Supported by generous help from the Turnovsky Endowment Trust

Monumental complete organ works of Bach continue from organists of St Paul’s Cathedral

By , 23/10/2015

The Bach Project: Michael Stewart and Richard Apperley play the complete organ works of J.S. Bach throughout 2015

Michael Stewart, organ

Wellington Cathedral of St. Paul

Friday, 23 October 2015, 12.45pm

Another varied programme in the Bach Project – this was concert no 25! – greeted a fairly sparse audience. Several of the items, identified by the German word ‘deest’, are not to be found in the Bach catalogue (BWV), and a number of others are catalogued in the appendices (Anh.). So these are probably heard much less frequently than those with BWV numbers.

In speaking to the audience before playing, Michael Stewart noted that 31 October would be Reformation Day, commemorating the day on which Luther nailed his 95 theses to the door of All Saints’ Church, (the Schlosskirche) in Wittenberg, in 1517. Bach’s chorale preludes were based on Lutheran chorales, or hymn tunes, with which his Lutheran congregations in Leipzig would have been very familiar.

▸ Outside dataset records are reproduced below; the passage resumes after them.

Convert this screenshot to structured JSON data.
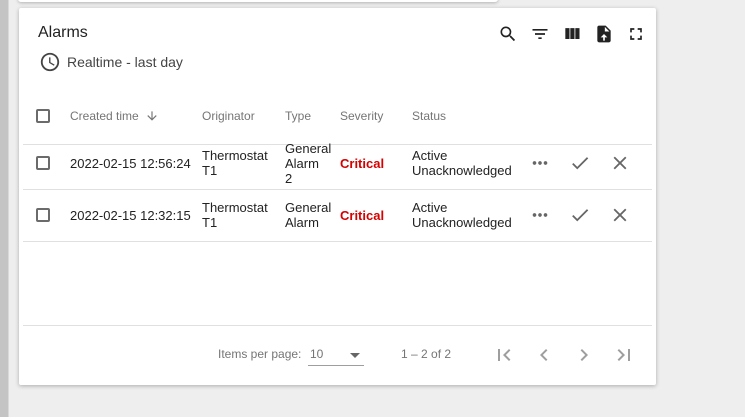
{
  "widget": {
    "title": "Alarms",
    "time_window": "Realtime - last day",
    "toolbar": [
      {
        "name": "search-icon"
      },
      {
        "name": "filter-icon"
      },
      {
        "name": "columns-icon"
      },
      {
        "name": "export-icon"
      },
      {
        "name": "fullscreen-icon"
      }
    ]
  },
  "table": {
    "columns": [
      "Created time",
      "Originator",
      "Type",
      "Severity",
      "Status"
    ],
    "sort": {
      "column": "Created time",
      "direction": "descending"
    },
    "rows": [
      {
        "created": "2022-02-15 12:56:24",
        "originator": [
          "Thermostat",
          "T1"
        ],
        "type": [
          "General",
          "Alarm",
          "2"
        ],
        "severity": "Critical",
        "status": [
          "Active",
          "Unacknowledged"
        ]
      },
      {
        "created": "2022-02-15 12:32:15",
        "originator": [
          "Thermostat",
          "T1"
        ],
        "type": [
          "General",
          "Alarm"
        ],
        "severity": "Critical",
        "status": [
          "Active",
          "Unacknowledged"
        ]
      }
    ]
  },
  "paginator": {
    "items_per_page_label": "Items per page:",
    "items_per_page": "10",
    "range_label": "1 – 2 of 2"
  },
  "colors": {
    "critical": "#d50000",
    "text": "#222222",
    "muted": "#757575"
  }
}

The opening Prelude in E minor, BWV 533, contained plenty of Bach complexity and variety, and its plangent tones opened the pipes, and the ears, in a satisfying manner.

‘Befiehl du deine Wege’ was the first of the chorale preludes, in two settings (Anh.II 79 and deest). The first gave a clear statement of the chorale melody, which is the same as the well-known ‘Passion Chorale” (‘O Haupt so voll Blut und Wunden’ in St. Matthew Passion, or ‘Herzlich thut mich verlangen’). The second one was played louder, and was probably more ornate. At various points the melody was played on the pedals. There were wonderfully inventive decorations of that melody, especially in this second work, which became very intricate.

The familiar Lutheran hymn ‘Ein’ feste Burg is unser Gott’ also came in two settings. Again, one was from the appendices. In that one, the melody seemed to give rise to other melodic fragments that had their own character, and were interwoven with the main theme. The second (BWV 720) is better known, and quite different. Reed pipes were brought into play, some of them slightly out of tune, probably due to the damp weather. There was plenty of contrast between manuals and pedals, when the latter were finally brought into the discussion.

The Fugue in C minor (on a theme of Legrenzi, BWV 574) interposed before the next set of chorale preludes. Giovanni Legrenzi was an Italian composer (1626 – 1690). This was a double fugue, i.e. it had two themes. Judicious registration meant it never sounded muddied or too complex. In the second, more florid part of the piece more stops were added, including a two-foot, giving a louder, brighter and more brilliant sound.

‘Es ist das Heil uns kommen her’, again in two versions, one being uncatalogued, followed. The BWV 638 version is short, robust and joyful, with the choral melody clearly ringing out in the top line. Variation on the melody is straightforward. The second version did not seem so distinguished.

Two preludes on ‘Valet will ich dir geben’ (BWV 735 and 736) were next. The second brought in a heavier texture than the first, with low pedal notes, the whole being set in a lower key. The chorale melody is known to English speakers as the tune for ‘All glory, laud and honour’. Again, a number of pipes were slightly out of tune. Stewart’s playing was not too fast, and so clarity was maintained in these quite complex pieces.

The Fugue in C (Anh.II 90) is quite short, and featured delightful, high-pitched arpeggios at the start. The light registration gave an effect of the sound coming from a great distance away.

The first of two chorale preludes (BWV 1110 and 757) on ‘O Herre Gott, dein göttlichs Wort’ was played lightly, the chorale melody being very clear, while the second had the melody commencing in the left hand, followed by the pedals. The opening phrases were reminiscent of ‘The Old Hundredth’ (‘All people that on earth do dwell’).

The last chorale prelude was ‘Jesus, meine Zuversicht’ (BWV 728), a short, slow and charming piece with delightful ornaments.

To end the recital, Michael Stewart played the ‘Little’ Fugue in G minor (BWV 578) While the separation of notes in the theme was fine, I would have liked a little more phrasing of the passages of the fugue theme. The piece made a triumphant end to a splendid recital.

By sitting well forward in the church, and due to the skill of the organist, I did not find Bach’s works muddied by the acoustics, as I sometimes have in the past. The works, besides being supremely competently played by Michael Stewart, showed off the organ well.